Amazon SageMaker automatically creates tracking entities for trial components and their associated trials and experiments when you create SageMaker jobs such as processing jobs, training jobs, and batch transform jobs. In additional to auto tracking, you can also Manually Create Tracking Entities to model custom steps in your workflow. For more information, see Manage Machine Learning with Amazon SageMaker Experiments.

SageMaker also automatically creates tracking entities for the other steps in a workflow so you can track the workflow from end to end. For more information, see Amazon SageMaker–Created Tracking Entities.

You can create additional entities to supplement those created by SageMaker. For more information, see Manually Create Tracking Entities.

SageMaker reuses any existing entities rather than creating new ones.

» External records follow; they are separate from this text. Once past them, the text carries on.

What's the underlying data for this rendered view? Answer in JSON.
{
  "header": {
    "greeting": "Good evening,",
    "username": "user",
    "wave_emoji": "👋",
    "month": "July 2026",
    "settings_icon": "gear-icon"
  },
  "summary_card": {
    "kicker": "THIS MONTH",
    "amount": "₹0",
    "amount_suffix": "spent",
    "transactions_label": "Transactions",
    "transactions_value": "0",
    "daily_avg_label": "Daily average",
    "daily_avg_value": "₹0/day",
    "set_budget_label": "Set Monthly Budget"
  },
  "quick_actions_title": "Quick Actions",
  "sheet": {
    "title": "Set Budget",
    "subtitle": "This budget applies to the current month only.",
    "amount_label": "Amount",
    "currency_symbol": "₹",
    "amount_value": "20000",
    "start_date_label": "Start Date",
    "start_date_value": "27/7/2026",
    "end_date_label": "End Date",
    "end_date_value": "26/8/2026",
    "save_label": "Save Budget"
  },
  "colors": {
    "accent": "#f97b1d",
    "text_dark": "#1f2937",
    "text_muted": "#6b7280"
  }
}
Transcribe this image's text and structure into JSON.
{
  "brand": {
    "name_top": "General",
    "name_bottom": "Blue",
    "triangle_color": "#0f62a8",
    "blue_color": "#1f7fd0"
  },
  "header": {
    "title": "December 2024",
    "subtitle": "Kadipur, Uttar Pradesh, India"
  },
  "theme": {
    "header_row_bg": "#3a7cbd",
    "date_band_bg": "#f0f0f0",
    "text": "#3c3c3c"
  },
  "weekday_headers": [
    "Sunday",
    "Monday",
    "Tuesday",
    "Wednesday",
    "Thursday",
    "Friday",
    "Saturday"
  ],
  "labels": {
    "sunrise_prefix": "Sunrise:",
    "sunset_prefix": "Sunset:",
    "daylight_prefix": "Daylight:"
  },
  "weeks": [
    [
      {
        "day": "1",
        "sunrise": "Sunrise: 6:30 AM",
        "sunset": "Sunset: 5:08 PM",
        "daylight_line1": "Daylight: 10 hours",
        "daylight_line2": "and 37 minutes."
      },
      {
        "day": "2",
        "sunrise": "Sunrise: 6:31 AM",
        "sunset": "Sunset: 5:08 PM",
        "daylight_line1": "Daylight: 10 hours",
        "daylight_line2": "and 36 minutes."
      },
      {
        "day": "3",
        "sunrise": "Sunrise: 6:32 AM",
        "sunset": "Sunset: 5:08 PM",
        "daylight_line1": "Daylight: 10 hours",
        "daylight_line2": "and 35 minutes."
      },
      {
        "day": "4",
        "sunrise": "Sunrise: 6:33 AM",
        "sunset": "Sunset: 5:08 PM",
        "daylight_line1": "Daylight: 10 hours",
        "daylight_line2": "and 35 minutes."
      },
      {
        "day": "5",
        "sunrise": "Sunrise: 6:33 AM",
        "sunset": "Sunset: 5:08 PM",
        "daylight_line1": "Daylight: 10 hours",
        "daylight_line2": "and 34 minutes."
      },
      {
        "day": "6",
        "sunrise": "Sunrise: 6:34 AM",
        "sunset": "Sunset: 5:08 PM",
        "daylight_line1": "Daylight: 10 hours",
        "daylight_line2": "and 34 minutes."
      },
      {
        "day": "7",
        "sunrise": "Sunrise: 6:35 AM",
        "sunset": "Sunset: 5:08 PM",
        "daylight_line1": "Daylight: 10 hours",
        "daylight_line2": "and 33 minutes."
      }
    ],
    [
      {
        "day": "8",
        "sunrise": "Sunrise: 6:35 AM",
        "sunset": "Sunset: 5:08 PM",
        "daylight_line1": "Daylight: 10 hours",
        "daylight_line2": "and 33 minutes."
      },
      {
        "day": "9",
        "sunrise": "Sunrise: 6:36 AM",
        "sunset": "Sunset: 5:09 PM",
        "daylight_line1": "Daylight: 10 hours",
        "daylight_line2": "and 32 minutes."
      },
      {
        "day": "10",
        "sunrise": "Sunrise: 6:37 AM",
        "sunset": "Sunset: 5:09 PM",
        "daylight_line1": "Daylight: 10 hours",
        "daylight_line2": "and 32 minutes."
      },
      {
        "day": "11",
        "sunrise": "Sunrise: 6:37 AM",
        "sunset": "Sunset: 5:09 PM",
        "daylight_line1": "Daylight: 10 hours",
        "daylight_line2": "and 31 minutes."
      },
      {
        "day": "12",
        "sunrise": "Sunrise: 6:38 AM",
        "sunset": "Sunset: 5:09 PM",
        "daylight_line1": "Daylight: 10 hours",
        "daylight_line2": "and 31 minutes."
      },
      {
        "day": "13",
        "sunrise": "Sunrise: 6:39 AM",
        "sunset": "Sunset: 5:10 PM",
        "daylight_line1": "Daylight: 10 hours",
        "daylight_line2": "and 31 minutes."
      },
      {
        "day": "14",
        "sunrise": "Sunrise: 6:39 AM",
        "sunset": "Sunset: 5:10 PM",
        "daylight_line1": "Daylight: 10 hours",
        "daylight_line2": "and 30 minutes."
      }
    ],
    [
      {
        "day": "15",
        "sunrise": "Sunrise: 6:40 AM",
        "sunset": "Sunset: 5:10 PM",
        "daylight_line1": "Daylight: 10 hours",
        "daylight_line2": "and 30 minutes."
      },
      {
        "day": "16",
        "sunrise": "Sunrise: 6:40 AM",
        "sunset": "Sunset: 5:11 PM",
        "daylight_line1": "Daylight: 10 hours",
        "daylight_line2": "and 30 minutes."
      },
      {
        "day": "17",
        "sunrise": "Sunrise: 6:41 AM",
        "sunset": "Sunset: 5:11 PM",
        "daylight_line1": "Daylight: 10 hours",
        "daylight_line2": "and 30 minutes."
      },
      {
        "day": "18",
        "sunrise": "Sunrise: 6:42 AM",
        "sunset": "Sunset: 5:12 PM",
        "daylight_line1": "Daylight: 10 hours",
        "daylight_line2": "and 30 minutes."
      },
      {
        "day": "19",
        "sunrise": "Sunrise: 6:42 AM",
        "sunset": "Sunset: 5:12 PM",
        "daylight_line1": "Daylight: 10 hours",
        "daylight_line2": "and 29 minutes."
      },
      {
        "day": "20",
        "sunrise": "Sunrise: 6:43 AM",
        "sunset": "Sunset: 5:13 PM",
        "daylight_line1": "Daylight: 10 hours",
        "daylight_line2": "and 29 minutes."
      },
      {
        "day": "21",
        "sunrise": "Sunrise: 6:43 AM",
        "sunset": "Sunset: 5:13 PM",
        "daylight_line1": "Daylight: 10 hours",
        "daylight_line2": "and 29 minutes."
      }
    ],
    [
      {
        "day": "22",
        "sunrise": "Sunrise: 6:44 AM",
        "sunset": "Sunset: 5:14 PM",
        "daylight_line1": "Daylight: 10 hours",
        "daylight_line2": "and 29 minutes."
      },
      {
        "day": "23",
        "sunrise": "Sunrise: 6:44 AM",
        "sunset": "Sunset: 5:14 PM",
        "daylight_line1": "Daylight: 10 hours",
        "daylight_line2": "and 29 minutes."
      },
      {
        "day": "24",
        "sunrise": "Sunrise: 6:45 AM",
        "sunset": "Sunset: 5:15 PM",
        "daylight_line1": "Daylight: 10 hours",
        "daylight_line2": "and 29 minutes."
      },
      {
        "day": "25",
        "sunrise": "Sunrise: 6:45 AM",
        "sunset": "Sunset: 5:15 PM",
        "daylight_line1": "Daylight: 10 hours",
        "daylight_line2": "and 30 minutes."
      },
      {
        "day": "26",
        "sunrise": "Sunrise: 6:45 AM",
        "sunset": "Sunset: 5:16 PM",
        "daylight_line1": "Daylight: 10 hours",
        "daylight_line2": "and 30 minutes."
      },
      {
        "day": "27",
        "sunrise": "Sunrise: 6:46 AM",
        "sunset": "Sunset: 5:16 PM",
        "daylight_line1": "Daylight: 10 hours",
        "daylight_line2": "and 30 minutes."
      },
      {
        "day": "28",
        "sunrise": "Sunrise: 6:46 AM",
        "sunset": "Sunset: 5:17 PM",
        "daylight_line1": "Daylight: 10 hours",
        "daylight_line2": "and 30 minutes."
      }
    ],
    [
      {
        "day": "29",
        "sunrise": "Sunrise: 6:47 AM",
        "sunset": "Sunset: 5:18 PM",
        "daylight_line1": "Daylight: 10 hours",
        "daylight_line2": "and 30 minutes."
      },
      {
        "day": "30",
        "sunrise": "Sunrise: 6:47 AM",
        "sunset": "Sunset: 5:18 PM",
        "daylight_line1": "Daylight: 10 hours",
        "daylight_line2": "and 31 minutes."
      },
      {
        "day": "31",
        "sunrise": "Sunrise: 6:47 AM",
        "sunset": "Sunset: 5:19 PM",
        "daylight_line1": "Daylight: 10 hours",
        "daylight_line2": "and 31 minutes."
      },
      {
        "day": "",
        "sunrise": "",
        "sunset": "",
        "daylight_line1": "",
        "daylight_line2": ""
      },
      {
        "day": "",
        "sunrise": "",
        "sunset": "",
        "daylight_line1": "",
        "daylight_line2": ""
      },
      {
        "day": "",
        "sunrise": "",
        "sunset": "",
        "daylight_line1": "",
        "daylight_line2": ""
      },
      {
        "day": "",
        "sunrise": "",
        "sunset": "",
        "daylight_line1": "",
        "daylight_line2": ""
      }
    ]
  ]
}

For example, there can be only one artifact with a unique SourceUri.

Key concepts for querying lineage

  • Lineage – Metadata that tracks the relationships between various entities in your ML workflows.

  • QueryLineage – The action to inspect your lineage and discover relationships between entities.

  • Lineage entities – The metadata elements of which your lineage is composed.

  • Cross-account lineage – Your ML workflow may span more than one account. With cross-account lineage, you can configure multiple accounts to automatically create lineage associations between shared entity resources. QueryLineage then can return entities even from these shared accounts.

The following tracking entities are defined:

Experiment entities

  • Trial component – A stage of a machine learning trial. Includes processing jobs, training jobs, and batch transform jobs.

  • Trial – A combination of trial components that generally produces a model.

  • Experiment – A grouping of trials generally focused on solving a specific use case.

Lineage entities

  • Trial Component – Represents processing, training, and transform jobs in the lineage. Also part of experiment management.

  • Context – Provides a logical grouping of other tracking or experiment entities. Conceptually, experiments and trials are contexts. Some examples are an endpoint and a model package.

  • Action – Represents an action or activity. Generally, an action involves at least one input artifact or output artifact. Some examples are a workflow step and a model deployment.

  • Artifact – Represents a URI addressable object or data. An artifact is generally either an input or an output to a trial component or action. Some examples include a dataset (S3 bucket URI), or an image (Amazon ECR registry path).

  • Association – Links other tracking or experiment entities, such as an association between the location of training data and a training job.

    An association has an optional AssociationType property. The following values are available along with the suggested use for each type. SageMaker places no restrictions on their use:

    • ContributedTo – The source contributed to the destination or had a part in enabling the destination. For example, the training data contributed to the training job.

    • AssociatedWith – The source is connected to the destination. For example, an approval workflow is associated with a model deployment.

    • DerivedFrom - The destination is a modification of the source. For example, a digest output of a channel input for a processing job is derived from the original inputs.

    • Produced – The source generated the destination. For example, a training job produced a model artifact.

    • SameAs – When the same lineage entity used in different accounts.

Common properties

  • Type property

    The action, artifact, and context entities have a type property, ActionType, ArtifactType, and ContextType, respectively. This property is a custom string which can associate meaningful information with the entity and be used as a filter in the List APIs.

  • Source property

    The action, artifact, and context entities have a Source property. This property provides the underlying URI that the entity represents. Some examples are:

    • An UpdateEndpoint action where the source is the EndpointArn.

    • An image artifact for a processing job where the source is the ImageUri.

    • An Endpoint context where the source is the EndpointArn.

  • Metadata property

    The action and artifact entities have an optional Metadata property which can provide the following information:

    • ProjectId – For example, the ID of the SageMaker MLOps project to which a model belongs.

    • GeneratedBy – For example, the SageMaker pipeline execution that registered a model package version.

    • Repository – For example, the repository that contains an algorithm.

    • CommitId – For example, the commit ID of an algorithm version.